I’m grateful to have led our ’04 delegation!

The best of times
“It was the best of times; it was the worst of times. It was the age of wisdom; it was the age of foolishness. It was the epoch of belief; it was the epoch of incredulity. It was the season of light; it was the season of darkness. It was the spring of hope; it was the winter of despair. We had everything before us; we had nothing before us. We were all going direct to Heaven; we were all going direct the other way. In short, the period was so far like the present period that some of its noisiest authorities insisted on its being received, for good or for evil, in the superlative degree of comparison only.”

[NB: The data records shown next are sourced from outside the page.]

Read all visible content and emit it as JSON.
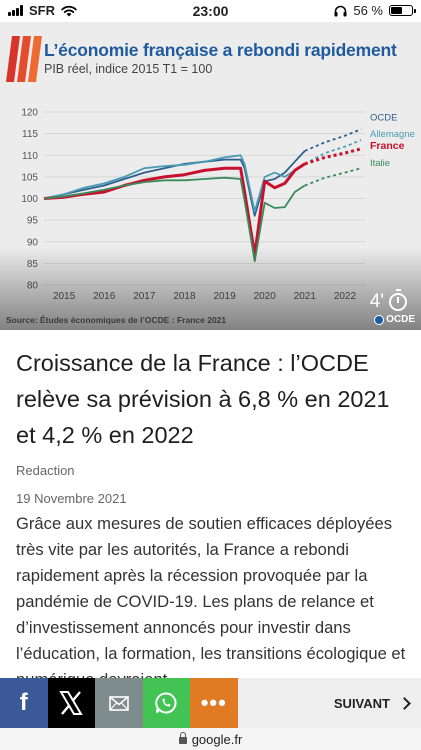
{
  "status_bar": {
    "carrier": "SFR",
    "time": "23:00",
    "battery": "56 %",
    "battery_level": 0.56
  },
  "hero": {
    "title": "L’économie française a rebondi rapidement",
    "subtitle": "PIB réel, indice 2015 T1 = 100",
    "source": "Source: Études économiques de l’OCDE : France 2021",
    "read_time": "4'",
    "logo_text": "OCDE"
  },
  "chart_data": {
    "type": "line",
    "title": "L’économie française a rebondi rapidement",
    "subtitle": "PIB réel, indice 2015 T1 = 100",
    "x_ticks": [
      "2015",
      "2016",
      "2017",
      "2018",
      "2019",
      "2020",
      "2021",
      "2022"
    ],
    "y_ticks": [
      80,
      85,
      90,
      95,
      100,
      105,
      110,
      115,
      120
    ],
    "ylim": [
      80,
      120
    ],
    "xlim": [
      2015.0,
      2023.0
    ],
    "grid": true,
    "legend": "right, inline labels",
    "series": [
      {
        "name": "OCDE",
        "color": "#2d5f8f",
        "x": [
          2015.0,
          2015.5,
          2016.0,
          2016.5,
          2017.0,
          2017.5,
          2018.0,
          2018.5,
          2019.0,
          2019.5,
          2019.9,
          2020.0,
          2020.25,
          2020.5,
          2020.75,
          2021.0,
          2021.25,
          2021.5
        ],
        "y": [
          100,
          101,
          102,
          103,
          104.5,
          106,
          107,
          108,
          108.5,
          109,
          109,
          107,
          96,
          104,
          104.5,
          106,
          108.5,
          111
        ],
        "forecast_x": [
          2021.5,
          2022.0,
          2022.5,
          2022.9
        ],
        "forecast_y": [
          111,
          113,
          114.5,
          116
        ]
      },
      {
        "name": "Allemagne",
        "color": "#4a9bb5",
        "x": [
          2015.0,
          2015.5,
          2016.0,
          2016.5,
          2017.0,
          2017.5,
          2018.0,
          2018.5,
          2019.0,
          2019.5,
          2019.9,
          2020.0,
          2020.25,
          2020.5,
          2020.75,
          2021.0,
          2021.25,
          2021.5
        ],
        "y": [
          100,
          101,
          102.5,
          103.5,
          105,
          107,
          107.5,
          107.8,
          108.5,
          109.5,
          110,
          108,
          97,
          105,
          106,
          105,
          106.5,
          108
        ],
        "forecast_x": [
          2021.5,
          2022.0,
          2022.5,
          2022.9
        ],
        "forecast_y": [
          108,
          110.5,
          112,
          113.5
        ]
      },
      {
        "name": "France",
        "color": "#c8102e",
        "x": [
          2015.0,
          2015.5,
          2016.0,
          2016.5,
          2017.0,
          2017.5,
          2018.0,
          2018.5,
          2019.0,
          2019.5,
          2019.9,
          2020.0,
          2020.25,
          2020.5,
          2020.75,
          2021.0,
          2021.25,
          2021.5
        ],
        "y": [
          100,
          100.3,
          101,
          101.5,
          103,
          104.2,
          105,
          105.5,
          106.5,
          107,
          107,
          101.5,
          87,
          104,
          102.5,
          103.5,
          106.5,
          108
        ],
        "forecast_x": [
          2021.5,
          2022.0,
          2022.5,
          2022.9
        ],
        "forecast_y": [
          108,
          109.5,
          110.5,
          111.5
        ]
      },
      {
        "name": "Italie",
        "color": "#3a8a5a",
        "x": [
          2015.0,
          2015.5,
          2016.0,
          2016.5,
          2017.0,
          2017.5,
          2018.0,
          2018.5,
          2019.0,
          2019.5,
          2019.9,
          2020.0,
          2020.25,
          2020.5,
          2020.75,
          2021.0,
          2021.25,
          2021.5
        ],
        "y": [
          100,
          100.5,
          101.2,
          102,
          103,
          103.8,
          104.2,
          104.2,
          104.5,
          104.8,
          104.5,
          99.5,
          85.5,
          99,
          97.8,
          98,
          101.5,
          103
        ],
        "forecast_x": [
          2021.5,
          2022.0,
          2022.5,
          2022.9
        ],
        "forecast_y": [
          103,
          104.8,
          106,
          107
        ]
      }
    ]
  },
  "article": {
    "headline": "Croissance de la France : l’OCDE relève sa prévision à 6,8 % en 2021 et 4,2 % en 2022",
    "author": "Redaction",
    "date": "19 Novembre 2021",
    "body": "Grâce aux mesures de soutien efficaces déployées très vite par les autorités, la France a rebondi rapidement après la récession provoquée par la pandémie de COVID-19. Les plans de relance et d’investissement annoncés pour investir dans l’éducation, la formation, les transitions écologique et numérique devraient"
  },
  "share_bar": {
    "facebook": "f",
    "more": "•••",
    "next_label": "SUIVANT"
  },
  "url_bar": {
    "domain": "google.fr"
  },
  "icons": [
    "wifi-icon",
    "headphones-icon",
    "battery-icon",
    "oecd-logo",
    "clock-icon",
    "facebook-icon",
    "x-icon",
    "mail-icon",
    "whatsapp-icon",
    "more-icon",
    "chevron-right-icon",
    "lock-icon"
  ]
}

This passage could be a description of our 2004 General Conference. It is, in fact, the preface to A Tale of Two Cities by Charles Dickens.
General Conference was an unforgettable experience. I am grateful to have led our delegation. I believe that we represented our Southwest Texas Conference very well. The worship was moving. The music was rapturous. Some of the legislative committees and plenary sessions were endless. We did many things of great importance, and many things of insignificance.
Bishop Janice Riggle Huie did us proud, presiding over the conference during the Soulforce demonstration. Reinhold Niebuhr in Leaves of a Notebook of a Tamed Cynic said, “To be a pastor requires a high tolerance for ambiguity.”
I think that observation needs to be expanded to include laity as well. The General Conference voted to retain the disciplinary language of Paragraph 304.3, and the next day Bill Hinson, president of the Confessing Movement, proposed an “amicable divorce.”
No divorce is amicable. Praise be to God, the motion to remain together was thunderously adopted. I think there were 41 votes to split, out of nearly 1,000. We voted to welcome the Cote d’Ivoire Church of more than 1 million members into The United Methodist Church. Maybe it is God who has a high tolerance for ambiguity.